アメリカでは男女平等,男女共同参画の推進については,男女平等のみならず,人種の平等を始めとする広範囲の差別を禁止する点に特徴がある。格差是正,平等実現のための積極的な措置として雇用や教育の分野でアファーマティブ・アクションを行ってきた。育児休業等仕事と家庭の両立支援策は十分ではないが,民間の保育サービスが利用し易い等私的マーケットは充実している。労働力率は1980年代に既にM字カーブが解消し,管理的職業従事者割合も高く,最近はさらに経営トップ層への登用も始まっている。女性の国会議員の割合は民間部門の女性の参画に比較して低い。


(韓国)

韓国は日本と同様に女性の参画は政治・行政分野,労働分野とも低調であるが,男女の役割分担意識は最近やや薄れつつあり,近年になって急速に欧米諸国にキャッチアップする体制が採られつつある。政府の取組として女性政策を企画し,総括する省として女性部が2001年に設置され,女性政策を強力に推進しており,政治・行政分野でのクォータ制の実施や労働分野での法的整備や制度の充実など,男女共同参画社会の形成に向けた施策が強化されている。


(フィリピン)

フィリピンは,経済発展途上国であり,先進国と状況を一概に比較することは出来ないが,政治・行政分野,労働分野とも,日本に比較して女性の参画が進展している。これは,育児休業等制度面の支援は十分ではないが,政治面ではクォータ制を導入していることや,意識面では,男女の役割分担意識は強いものの,男女の平等意識も強いことが影響していると考えられる。


(日本)

日本女性の参画は,国会議員や管理的職業従事者に占める女性割合はスウェーデン,ドイツ等に比較して著しく低く,労働力率も欧米諸国に比較してやや低くなっている等,政治・行政分野,労働分野とも低い水準にある(第1表)。

これらの背景としては,日本は男女共同参画に取り組む基本の法的枠組みにおいて欧米諸国と大きな違いはないが,仕事と子育ての両立支援策等女性の就労に対する環境条件整備がスウェーデン,ドイツに比較して十分ではない状況がある。さらに,固定的性別役割分担意識が社会,家庭で根強くあり,それに伴う慣行が多くの場で形成されているため,女性が高学歴をいかせない等能力を十分に発揮する機会に恵まれていないこともある。


2 基本的な意識の違い

(男女の地位の平等感)

男女の地位の平等感を「家庭生活」,「職場」,「学校教育」,「政治」,「法律や制度」,「社会通念・慣習・しきたり」の各分野についてみると,フィリピンを除き各国とも「職場」,「政治」,「社会通念・慣習・しきたり」で特に男性が優遇されているとする者が多くなっている。「職場」,「政治」での不平等感は女性の参画が進展している欧米諸国でも日本と同じように強くなっている。さらに日本,韓国では「家庭生活」で男性が優遇されているとする者の割合が高く,役割分担意識の根強さがうかがわれる。一方,日本を始め平等とする者が最も多いのは,男女の区別がなく機会の平等が保障され成績主義が一般的な「学校教育」となっている。また,フィリピン以外のすべての国のすべての分野で男性より女性の不平等感が強くなっている(第2図)。

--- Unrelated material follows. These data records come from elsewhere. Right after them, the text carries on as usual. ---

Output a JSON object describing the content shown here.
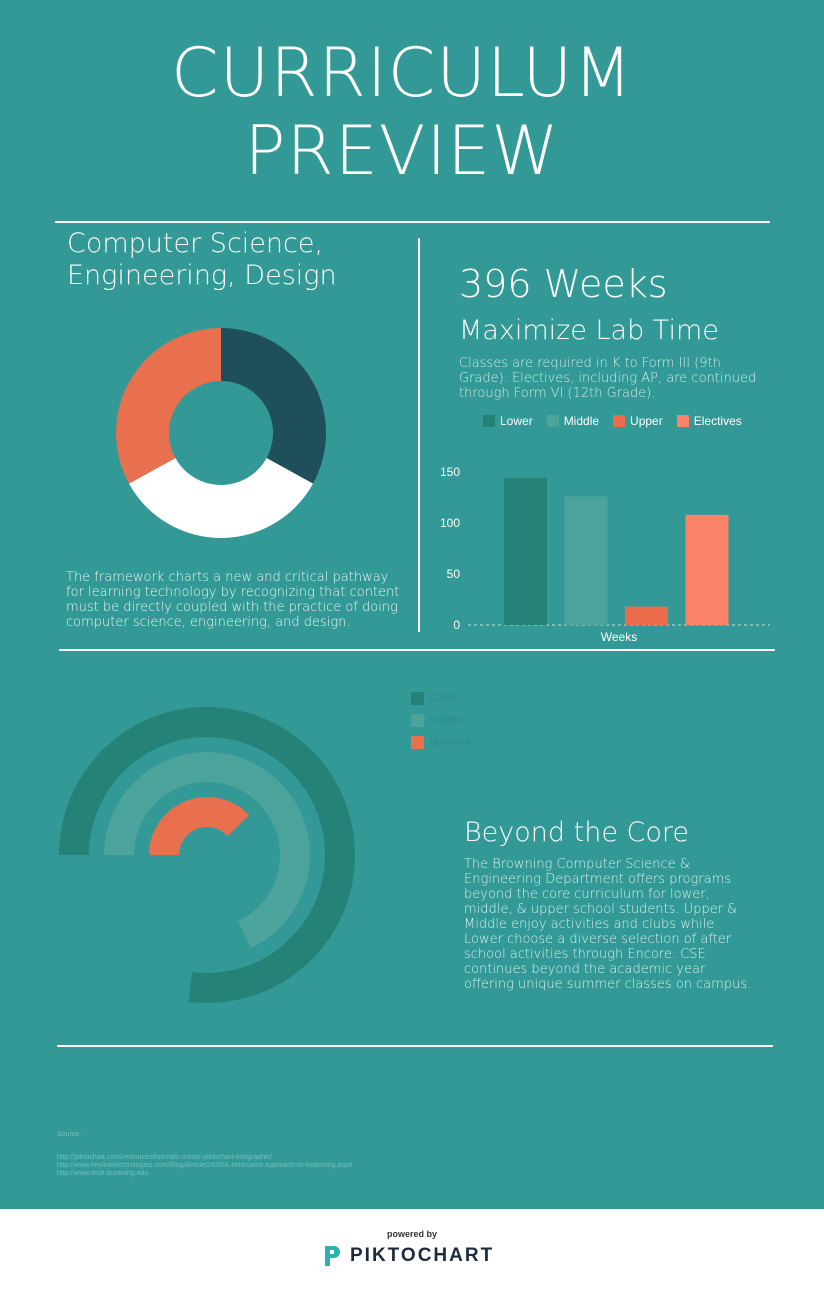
{
  "header": {
    "title_line1": "CURRICULUM",
    "title_line2": "PREVIEW"
  },
  "left_panel": {
    "heading_line1": "Computer Science,",
    "heading_line2": "Engineering, Design",
    "description": "The framework charts a new and critical pathway for learning technology by recognizing that content must be directly coupled with the practice of doing computer science, engineering, and design."
  },
  "right_panel": {
    "weeks": "396 Weeks",
    "subheading": "Maximize Lab Time",
    "description": "Classes are required in K to Form III (9th Grade). Electives, including AP, are continued through Form VI (12th Grade)."
  },
  "beyond": {
    "heading": "Beyond the Core",
    "text": "The Browning Computer Science & Engineering Department offers programs beyond the core curriculum for lower, middle, & upper school students. Upper & Middle enjoy activities and clubs while Lower choose a diverse selection of after school activities through Encore. CSE continues beyond the academic year offering unique summer classes on campus."
  },
  "radial_legend": [
    "Clubs",
    "Encore",
    "Summer"
  ],
  "sources": {
    "label": "Source:",
    "links": [
      "http://piktochart.com/resources/tutorials-create-piktochart-infographic/",
      "http://www.keylineelectrologies.com/Blog/Article/2425/A-Minimalist-Approach-to-Reporting.aspx",
      "http://www.tech.browning.edu"
    ]
  },
  "footer": {
    "powered_by": "powered by",
    "brand": "PIKTOCHART"
  },
  "colors": {
    "background": "#339997",
    "dark_teal": "#1f4f5b",
    "coral": "#e8704f",
    "white": "#ffffff",
    "lower": "#248277",
    "middle": "#4ba39b",
    "upper": "#ec6b4b",
    "electives": "#fb836a",
    "clubs": "#248277",
    "encore": "#4ba39b",
    "summer": "#e8704f"
  },
  "chart_data": [
    {
      "type": "pie",
      "variant": "donut",
      "values": [
        33,
        34,
        33
      ],
      "colors": [
        "#1f4f5b",
        "#ffffff",
        "#e8704f"
      ]
    },
    {
      "type": "bar",
      "categories": [
        "Lower",
        "Middle",
        "Upper",
        "Electives"
      ],
      "values": [
        144,
        126,
        18,
        108
      ],
      "xlabel": "Weeks",
      "ylabel": "",
      "yticks": [
        0,
        50,
        100,
        150
      ],
      "ylim": [
        0,
        150
      ],
      "legend": "top",
      "colors": [
        "#248277",
        "#4ba39b",
        "#ec6b4b",
        "#fb836a"
      ]
    },
    {
      "type": "radial-bar",
      "series": [
        {
          "name": "Clubs",
          "value": 77
        },
        {
          "name": "Encore",
          "value": 68
        },
        {
          "name": "Summer",
          "value": 38
        }
      ],
      "colors": [
        "#248277",
        "#4ba39b",
        "#e8704f"
      ],
      "legend": "top-right"
    }
  ]
}
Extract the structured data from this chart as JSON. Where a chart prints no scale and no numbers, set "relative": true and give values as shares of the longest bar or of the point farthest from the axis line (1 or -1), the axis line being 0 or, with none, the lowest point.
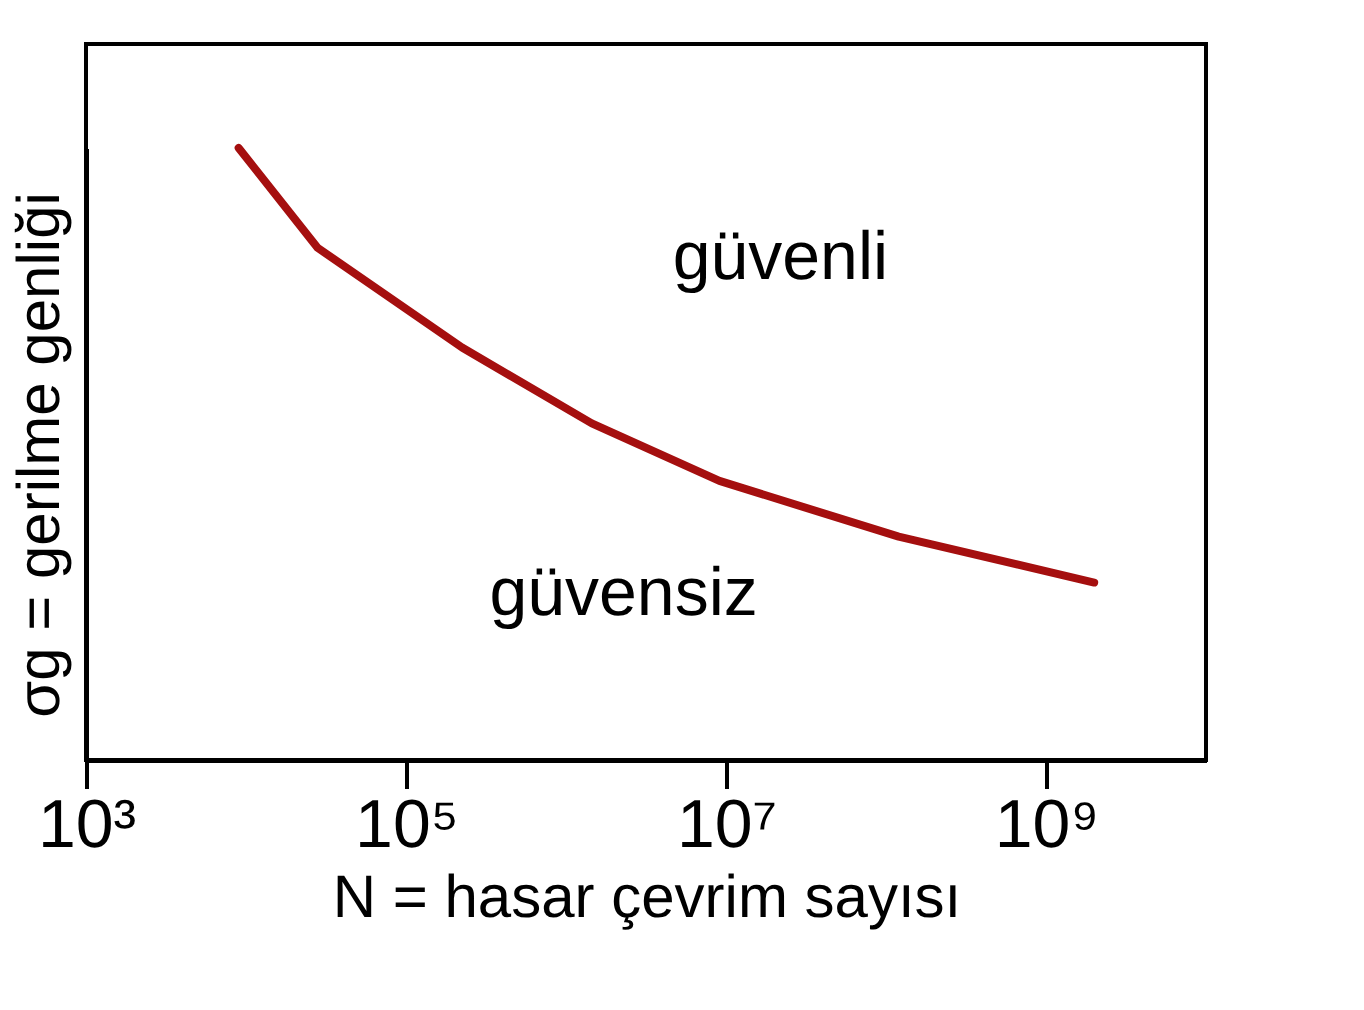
{
  "chart_data": {
    "type": "line",
    "relative": true,
    "xlabel": "N = hasar çevrim sayısı",
    "ylabel": "σg = gerilme genliği",
    "log": "x",
    "xlim": [
      1000,
      10000000000
    ],
    "xticks": [
      {
        "value": 1000,
        "label": "10³"
      },
      {
        "value": 100000,
        "label": "10⁵"
      },
      {
        "value": 10000000,
        "label": "10⁷"
      },
      {
        "value": 1000000000,
        "label": "10⁹"
      }
    ],
    "tick_labels": "x",
    "grid": false,
    "marker": "none",
    "line_style": "solid",
    "series": [
      {
        "color": "#a50f0f",
        "x": [
          9000,
          28000,
          224000,
          1450000,
          9100000,
          120000000,
          2000000000
        ],
        "values": [
          1,
          0.837,
          0.674,
          0.55,
          0.456,
          0.365,
          0.29
        ]
      }
    ],
    "annotations": [
      "güvenli",
      "güvensiz"
    ]
  }
}
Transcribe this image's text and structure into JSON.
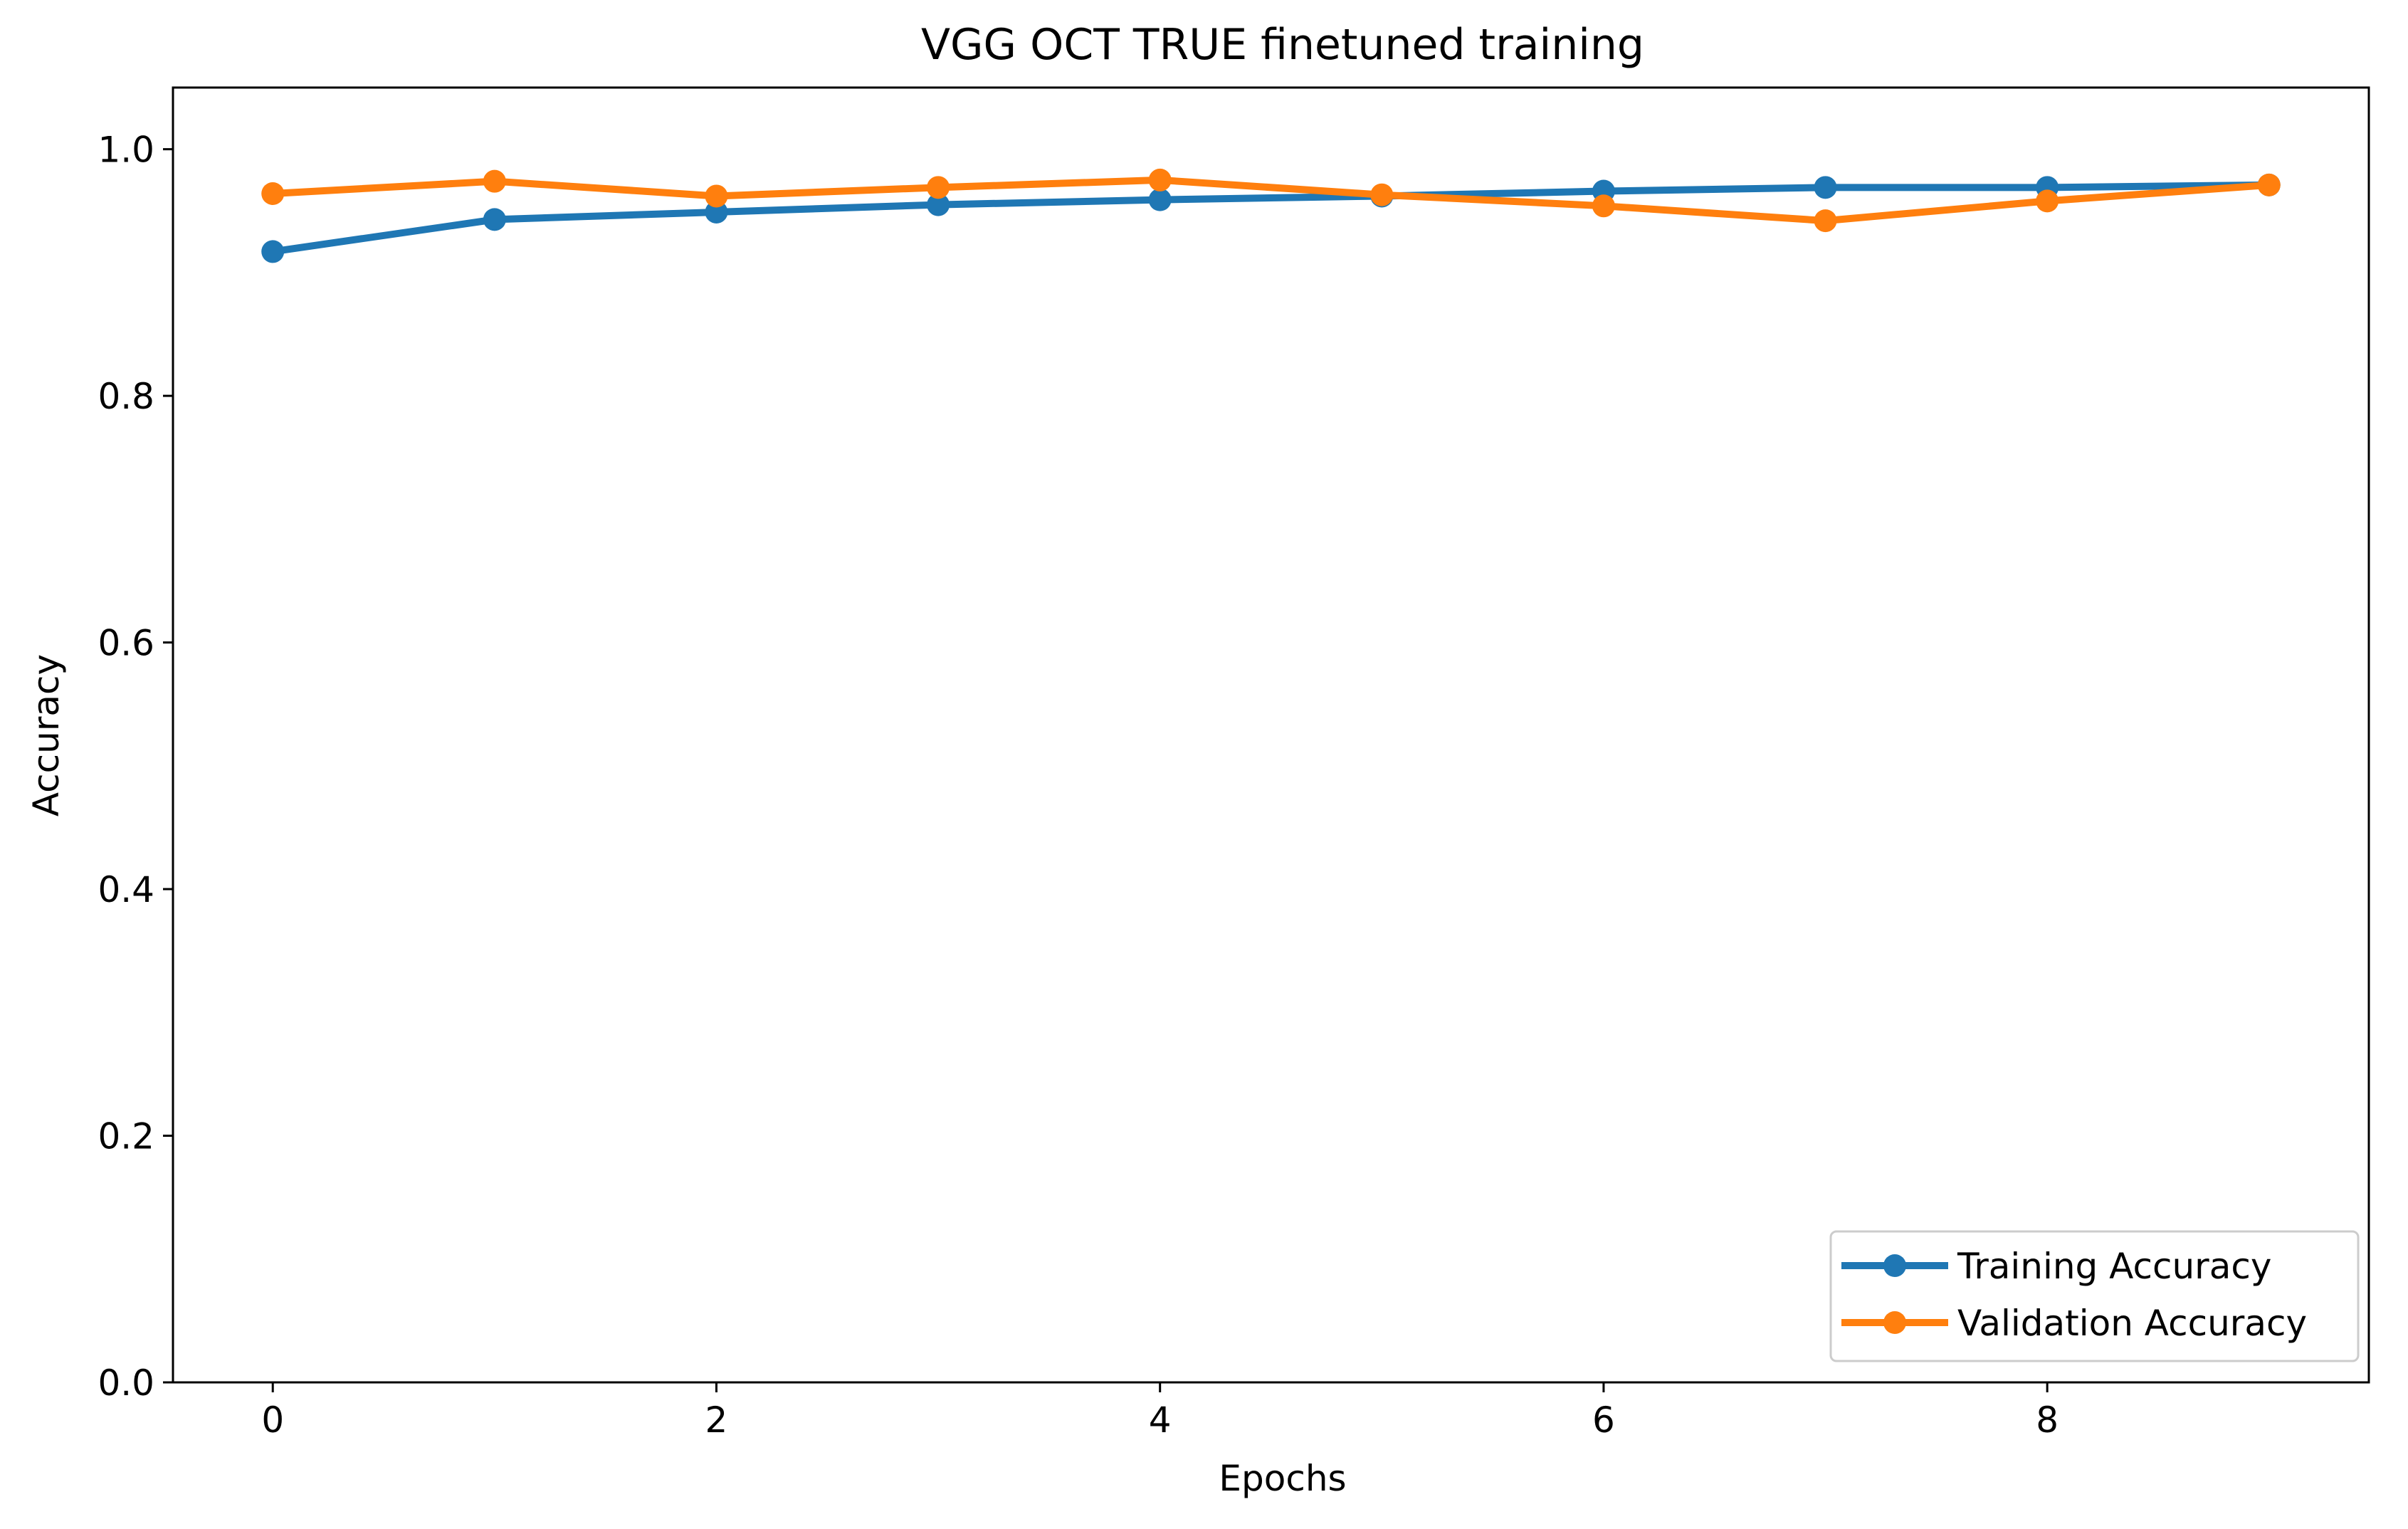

第2図 各分野における平等感(男性が優遇されていると感じている割合)(男女計)別ウインドウで開きます
第2図 各分野における平等感(男性が優遇されていると感じている割合)(男女計)

(男女平等のために最も重要なこと)

次に男女平等のために最も重要なことは何かについてみると,欧米諸国と韓国ではドイツの男性を除き,男女とも「固定的な社会通念を改める」が最も多く,日本とフィリピンでも最も多いか2番目に多い回答となっている。日本の女性では「女性自身が力の向上を図る」が最も多くなっている。この結果は,女性の社会参画が進んでいる国も遅れている国も,男女共同参画社会が実現する最後の壁は社会通念であることを示唆している(第3図)。

また,欧米諸国や韓国では,「重要役職に一定割合の女性の登用」は男性に比較して女性の回答割合が高く,日本では逆に男性の回答割合が高い。日本の女性は直接的に女性の参画を強制するような政策よりも,女性自身が力をつけるとともに,それを支援する政策の充実を求めている者が多い。

こうした男女共同参画に関する国民の意識が,政治・行政分野,労働分野,家庭生活における男女の参画,及びそれらに対する施策の推進や制度の構築に大きな影響を及ぼしているといえる。